教頭として着任した山形市内のある小学校は、校舎の一角に県立特別支援学校の分校が同居していた。色部さんは双方の学校の教員と頻繁に打ち合わせをし、活動や集会などで子どもたち同士が自然と交流できる場を作った。
「これもインクルーシブのひとつの形だな、とは感じてましたね」
当時、インクルーシブという言葉は今ほど浸透していなかったかもしれない。でも、「そっちは県立、こっちは市立」「うちはうち、そちらはそちら」では相手のことはわからない。混ざり合うために何をしたらいいか、それを考え続けた。

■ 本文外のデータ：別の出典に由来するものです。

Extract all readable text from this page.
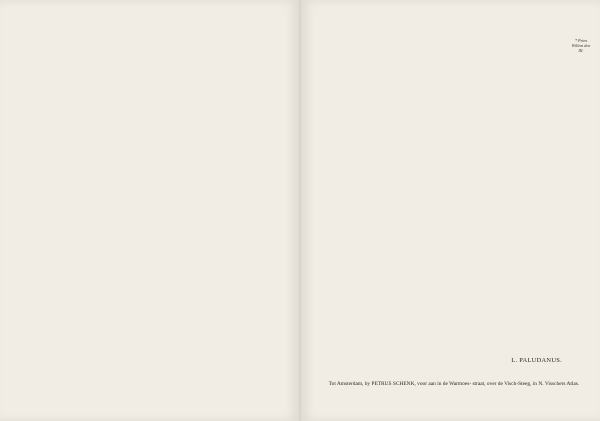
* Prins Willem den III.
L. PALUDANUS.
Tot Amsterdam, by PETRUS SCHENK, voor aan in de Warmoes- straat, over de Visch-Steeg, in N. Visschers Atlas.
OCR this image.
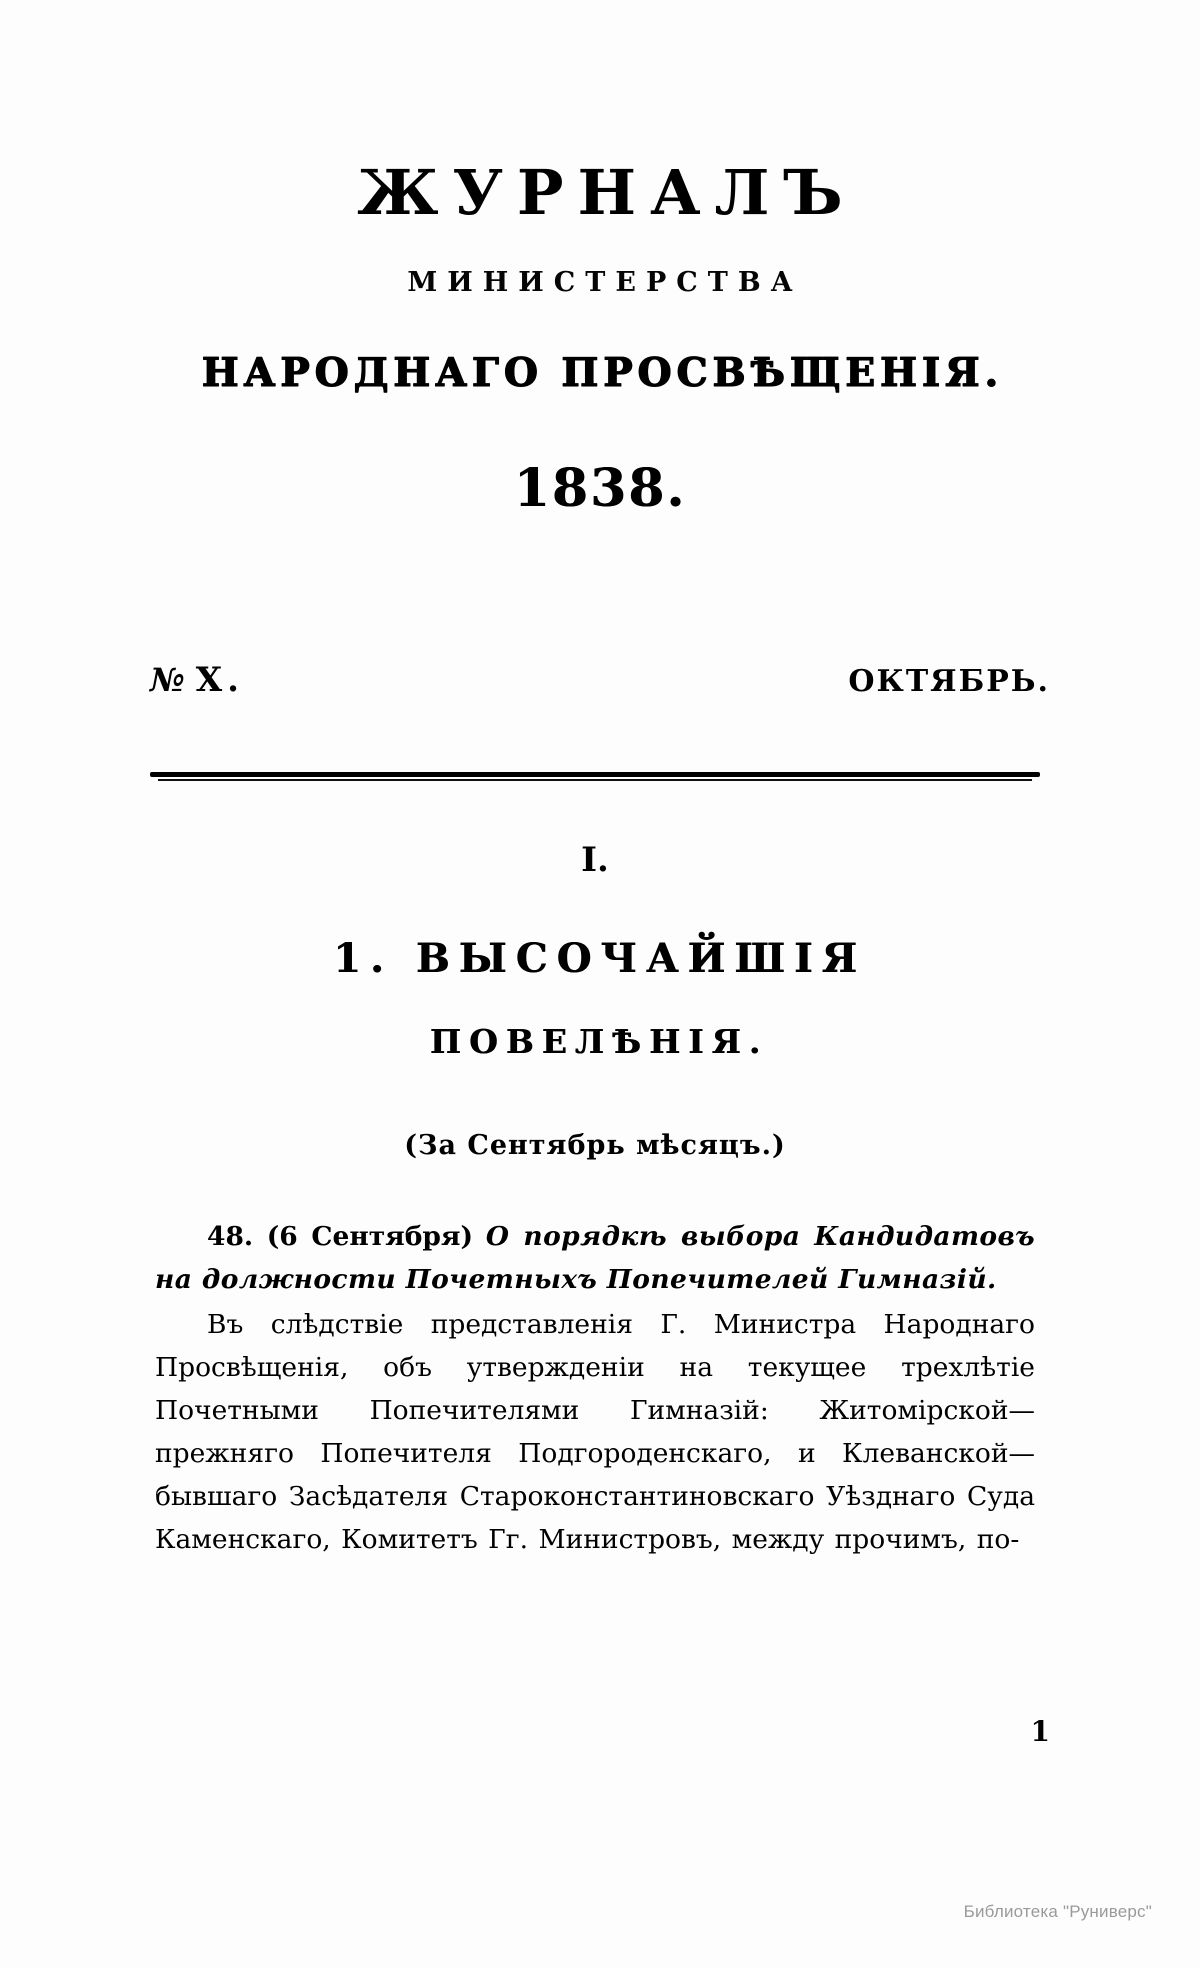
ЖУРНАЛЪ
МИНИСТЕРСТВА
НАРОДНАГО ПРОСВѢЩЕНІЯ.
1838.
№ X.	ОКТЯБРЬ.
I.
1. ВЫСОЧАЙШІЯ
ПОВЕЛѢНІЯ.
(За Сентябрь мѣсяцъ.)

48. (6 Сентября) О порядкѣ выбора Кандидатовъ на должности Почетныхъ Попечителей Гимназій.

Въ слѣдствіе представленія Г. Министра Народнаго Просвѣщенія, объ утвержденіи на текущее трехлѣтіе Почетными Попечителями Гимназій: Житомірской— прежняго Попечителя Подгороденскаго, и Клеванской—бывшаго Засѣдателя Староконстантиновскаго Уѣзднаго Суда Каменскаго, Комитетъ Гг. Министровъ, между прочимъ, по-

1
Библиотека "Руниверс"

ごく自然に「個」の声に耳を傾け、子どもと向き合う日々。天職だと信じていた教員の仕事は、定年まで続けるつもりだった。2020年の暮れ、知人を通じてコパルの計画と館長の話が届くまでは……。
「理屈じゃなく、ときめいてしまったんです」
決めた理由は、ただそれだけ。「インクルーシブがどうとか、きれいな理由は後付けです。だって、ときめくって、どうにもならないことですよね。でもそれが、本物の気持ちだと思うんです」
子どもは本能で「好き」を選べる。でも、年齢を重ねるほど、理由がなければ動けなくなる。定年を目前にした決断。その衝動的なまでのときめきを、私は少しうらやましく思った。

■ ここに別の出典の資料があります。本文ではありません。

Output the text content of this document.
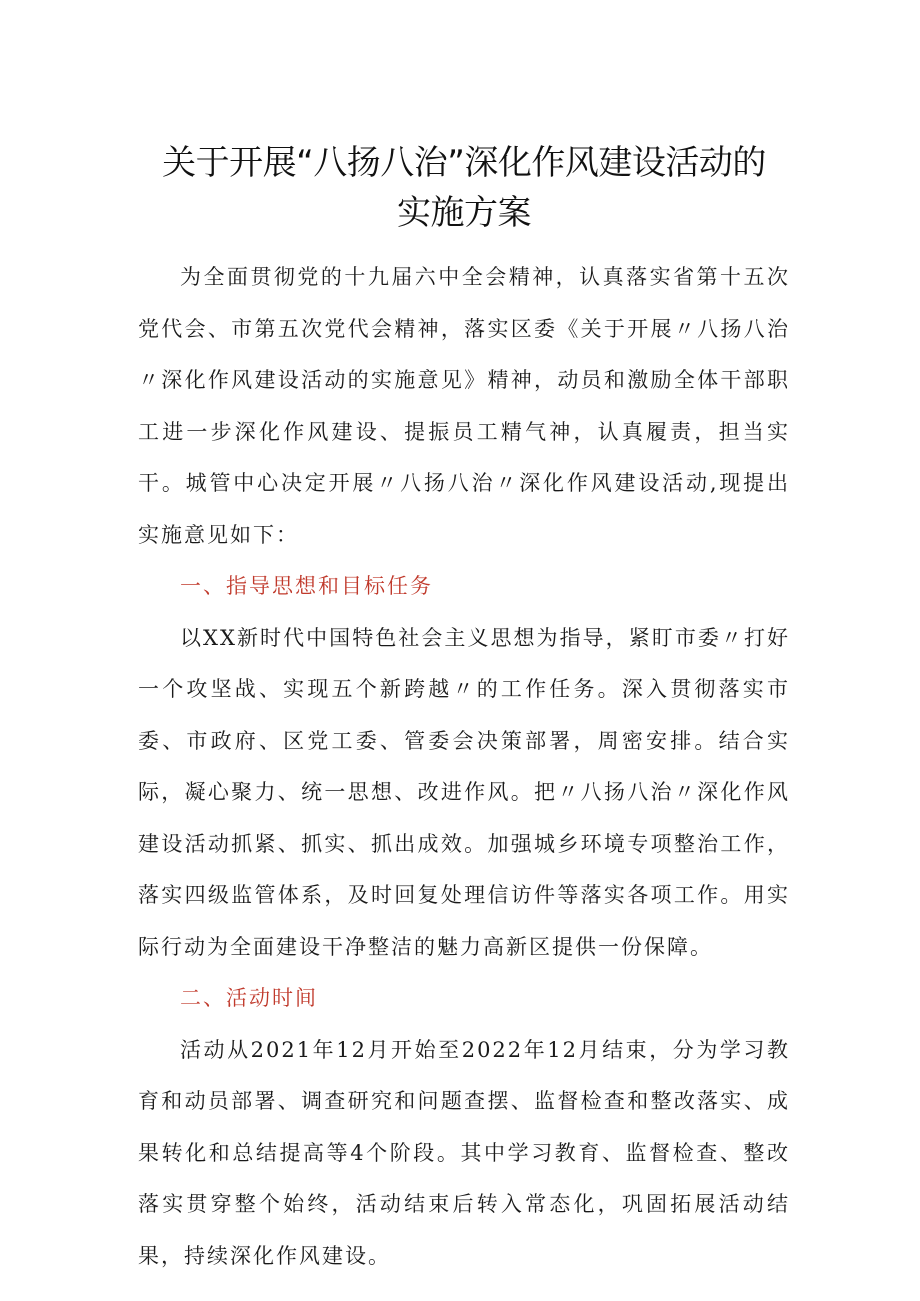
关于开展“八扬八治”深化作风建设活动的
实施方案

为全面贯彻党的十九届六中全会精神，认真落实省第十五次党代会、市第五次党代会精神，落实区委《关于开展〃八扬八治〃深化作风建设活动的实施意见》精神，动员和激励全体干部职工进一步深化作风建设、提振员工精气神，认真履责，担当实干。城管中心决定开展〃八扬八治〃深化作风建设活动,现提出实施意见如下：

一、指导思想和目标任务

以XX新时代中国特色社会主义思想为指导，紧盯市委〃打好一个攻坚战、实现五个新跨越〃的工作任务。深入贯彻落实市委、市政府、区党工委、管委会决策部署，周密安排。结合实际，凝心聚力、统一思想、改进作风。把〃八扬八治〃深化作风建设活动抓紧、抓实、抓出成效。加强城乡环境专项整治工作，落实四级监管体系，及时回复处理信访件等落实各项工作。用实际行动为全面建设干净整洁的魅力高新区提供一份保障。

二、活动时间

活动从2021年12月开始至2022年12月结束，分为学习教育和动员部署、调查研究和问题查摆、监督检查和整改落实、成果转化和总结提高等4个阶段。其中学习教育、监督检查、整改落实贯穿整个始终，活动结束后转入常态化，巩固拓展活动结果，持续深化作风建设。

「体が反応するぐらいドキドキして。言葉では説明できない。でも、体がときめいてるなら、これに賭けてみよう」
もともと、やりたいと思ったら止められない性格。「給料は半分以下、土日も仕事だよ」と奥さんに伝えると、「やりたいならやれば」と背中を押してくれた。
その背中を、もう一度そっと押してくれたのが、一冊の小さな絵本だった。
『もしもの世界』(ヨシタシンスケ作)。ほとんど絵だけで構成された短い物語だ。
教員としての道を歩むなかで、目指している願いが叶わなかったとき、色部さんはその絵本を手に取ったという。
「叶わなかった願いは消えるわけじゃない。どこかに力をためて、いつか“本当の世界”で形になる」――そんな言葉に救われた。
「もしかしたら、コパルという場所を選ぶことが、その“もしもの世界”を生きることになるのかもしれない」
そう感じた瞬間、色部さんの中で迷いは静かにほどけていった。
定年の2年前、色部さんは退職届を出した。コパル開館の、1年前のことだった。